How hard is this deal to close? Simpler deals score higher. Considers owner count, title complications, and heir situations.

  • Single individual owner = simplest
  • No liens or judgments = clean title
  • Heir situations add complexity
10%

Timeline Pressure

Is there urgency to act? Properties approaching tax sale or with long delinquency histories score higher.

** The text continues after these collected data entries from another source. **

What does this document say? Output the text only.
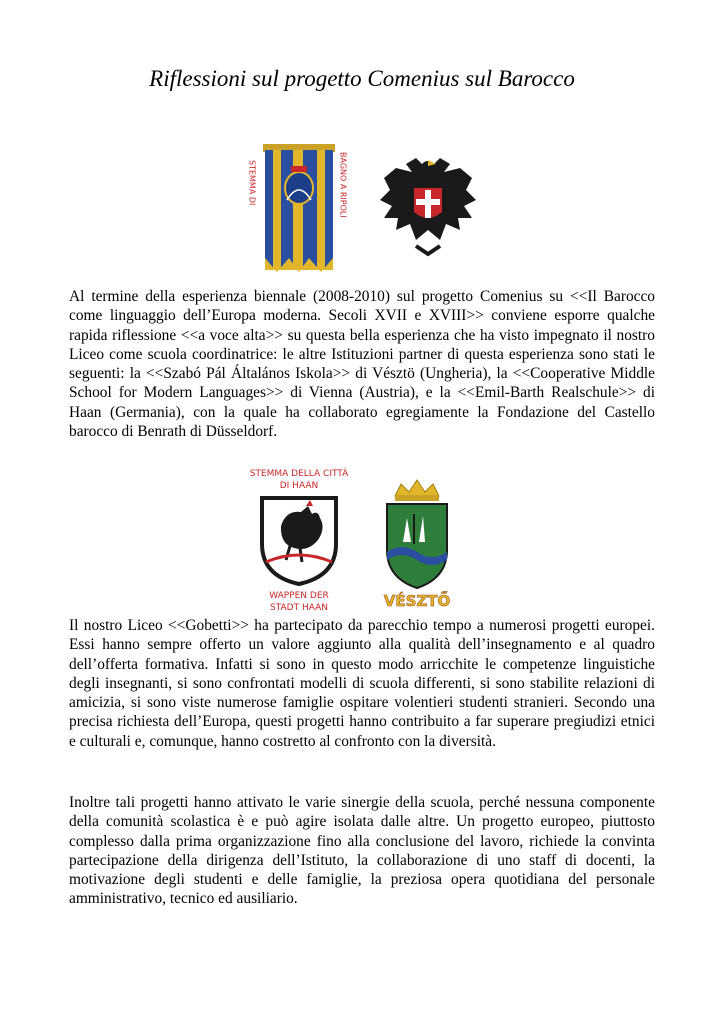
Riflessioni sul progetto Comenius sul Barocco
STEMMA DI	BAGNO A RIPOLI

Al termine della esperienza biennale (2008-2010) sul progetto Comenius su <<Il Barocco come linguaggio dell’Europa moderna. Secoli XVII e XVIII>> conviene esporre qualche rapida riflessione <<a voce alta>> su questa bella esperienza che ha visto impegnato il nostro Liceo come scuola coordinatrice: le altre Istituzioni partner di questa esperienza sono stati le seguenti: la <<Szabó Pál Általános Iskola>> di Vésztö (Ungheria), la <<Cooperative Middle School for Modern Languages>> di Vienna (Austria), e la <<Emil-Barth Realschule>> di Haan (Germania), con la quale ha collaborato egregiamente la Fondazione del Castello barocco di Benrath di Düsseldorf.

STEMMA DELLA CITTÀ
DI HAAN
WAPPEN DER
STADT HAAN	VÉSZTŐ

Il nostro Liceo <<Gobetti>> ha partecipato da parecchio tempo a numerosi progetti europei. Essi hanno sempre offerto un valore aggiunto alla qualità dell’insegnamento e al quadro dell’offerta formativa. Infatti si sono in questo modo arricchite le competenze linguistiche degli insegnanti, si sono confrontati modelli di scuola differenti, si sono stabilite relazioni di amicizia, si sono viste numerose famiglie ospitare volentieri studenti stranieri. Secondo una precisa richiesta dell’Europa, questi progetti hanno contribuito a far superare pregiudizi etnici e culturali e, comunque, hanno costretto al confronto con la diversità.

Inoltre tali progetti hanno attivato le varie sinergie della scuola, perché nessuna componente della comunità scolastica è e può agire isolata dalle altre. Un progetto europeo, piuttosto complesso dalla prima organizzazione fino alla conclusione del lavoro, richiede la convinta partecipazione della dirigenza dell’Istituto, la collaborazione di uno staff di docenti, la motivazione degli studenti e delle famiglie, la preziosa opera quotidiana del personale amministrativo, tecnico ed ausiliario.
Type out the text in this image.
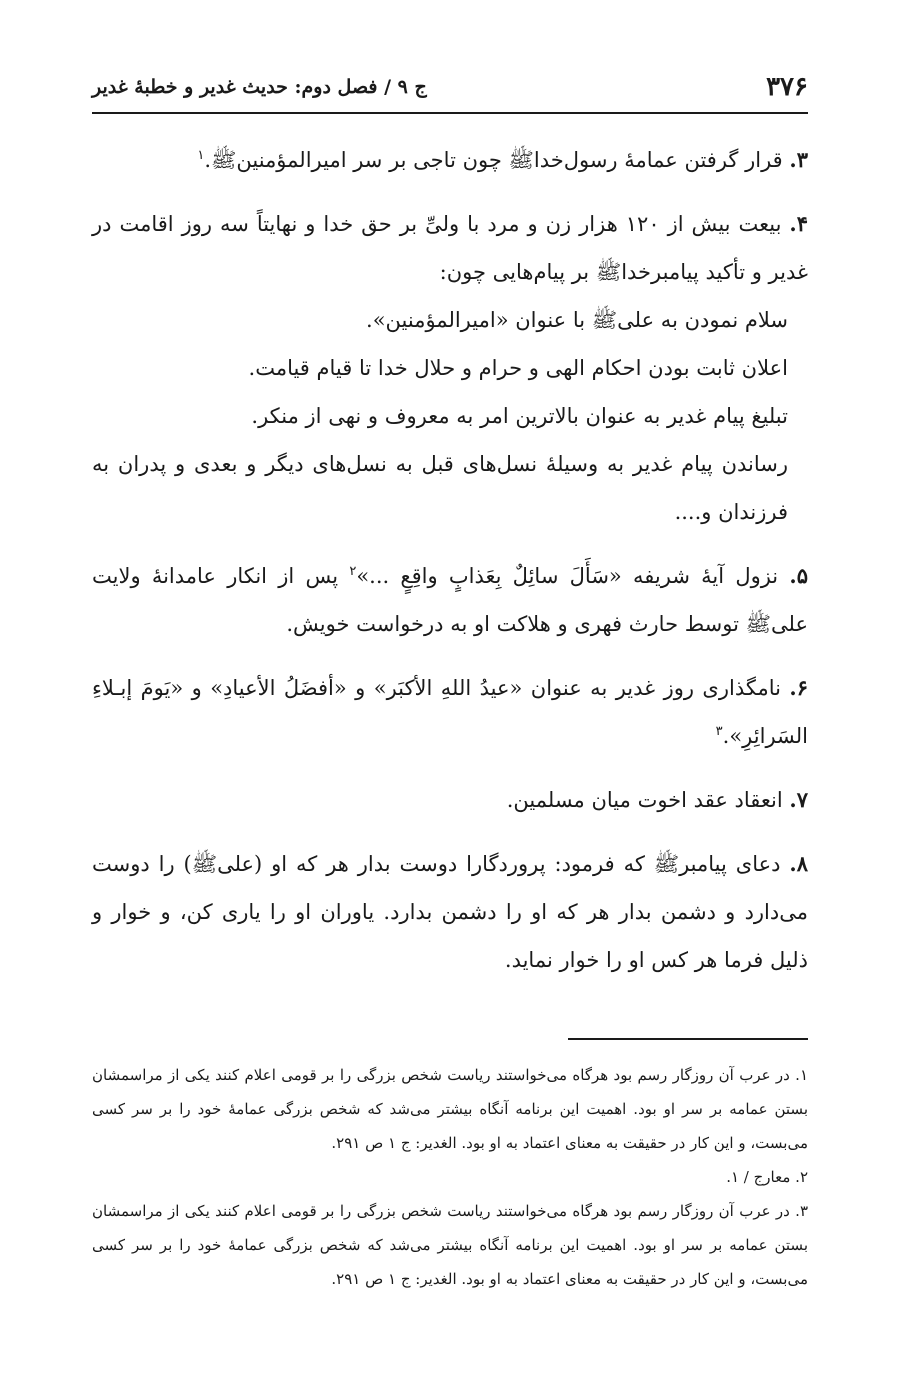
۳۷۶
ج ۹ / فصل دوم: حدیث غدیر و خطبهٔ غدیر

۳. قرار گرفتن عمامهٔ رسول‌خداﷺ چون تاجی بر سر امیرالمؤمنینﷺ.$^۱$

۴. بیعت بیش از ۱۲۰ هزار زن و مرد با ولیِّ بر حق خدا و نهایتاً سه روز اقامت در غدیر و تأکید پیامبرخداﷺ بر پیام‌هایی چون:

سلام نمودن به علیﷺ با عنوان «امیرالمؤمنین».

اعلان ثابت بودن احکام الهی و حرام و حلال خدا تا قیام قیامت.

تبلیغ پیام غدیر به عنوان بالاترین امر به معروف و نهی از منکر.

رساندن پیام غدیر به وسیلهٔ نسل‌های قبل به نسل‌های دیگر و بعدی و پدران به فرزندان و....

۵. نزول آیهٔ شریفه «سَأَلَ سائِلٌ بِعَذابٍ واقِعٍ ...»$^۲$ پس از انکار عامدانهٔ ولایت علیﷺ توسط حارث فهری و هلاکت او به درخواست خویش.

۶. نامگذاری روز غدیر به عنوان «عیدُ اللهِ الأکبَر» و «أفضَلُ الأعیادِ» و «یَومَ إبـلاءِ السَرائِرِ».$^۳$

۷. انعقاد عقد اخوت میان مسلمین.

۸. دعای پیامبرﷺ که فرمود: پروردگارا دوست بدار هر که او (علیﷺ) را دوست می‌دارد و دشمن بدار هر که او را دشمن بدارد. یاوران او را یاری کن، و خوار و ذلیل فرما هر کس او را خوار نماید.

۱. در عرب آن روزگار رسم بود هرگاه می‌خواستند ریاست شخص بزرگی را بر قومی اعلام کنند یکی از مراسمشان بستن عمامه بر سر او بود. اهمیت این برنامه آنگاه بیشتر می‌شد که شخص بزرگی عمامهٔ خود را بر سر کسی می‌بست، و این کار در حقیقت به معنای اعتماد به او بود. الغدیر: ج ۱ ص ۲۹۱.

۲. معارج / ۱.

۳. در عرب آن روزگار رسم بود هرگاه می‌خواستند ریاست شخص بزرگی را بر قومی اعلام کنند یکی از مراسمشان بستن عمامه بر سر او بود. اهمیت این برنامه آنگاه بیشتر می‌شد که شخص بزرگی عمامهٔ خود را بر سر کسی می‌بست، و این کار در حقیقت به معنای اعتماد به او بود. الغدیر: ج ۱ ص ۲۹۱.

  • Tax sale within 30 days = maximum urgency
  • 8+ years delinquent = county action likely
  • Tax-sale-eligible status adds pressure

Letter Grades

The composite score translates to a letter grade for instant visual prioritization:

A

Score 60-100 — High Priority

Pursue immediately. Strong signals across distress, economics, and simplicity.

B

Score 50-59 — Good Opportunity

Worth regular outreach. Solid potential — check the breakdown to see what's strong and what needs work.

C

Score 0-49 — Worth Investigating

May need more data or have lower priority. Check the breakdown — scores update as you enrich data.

Deal Breakers

Some issues are serious enough to flag regardless of score. These show as red warnings that override the grade display:

Environmental Contamination

EPA Superfund sites, brownfields, or toxic releases near the property. Creates massive liability and remediation costs.

Government-Owned Property

Properties owned by county, city, state, or school districts typically can't be acquired through standard channels.

What's NOT a deal breaker: IRS liens, heir complications, and active bankruptcy all reduce the Complexity score but don't kill the deal — experienced investors handle these regularly. The score reflects the added difficulty; deal breakers are reserved for truly unworkable situations.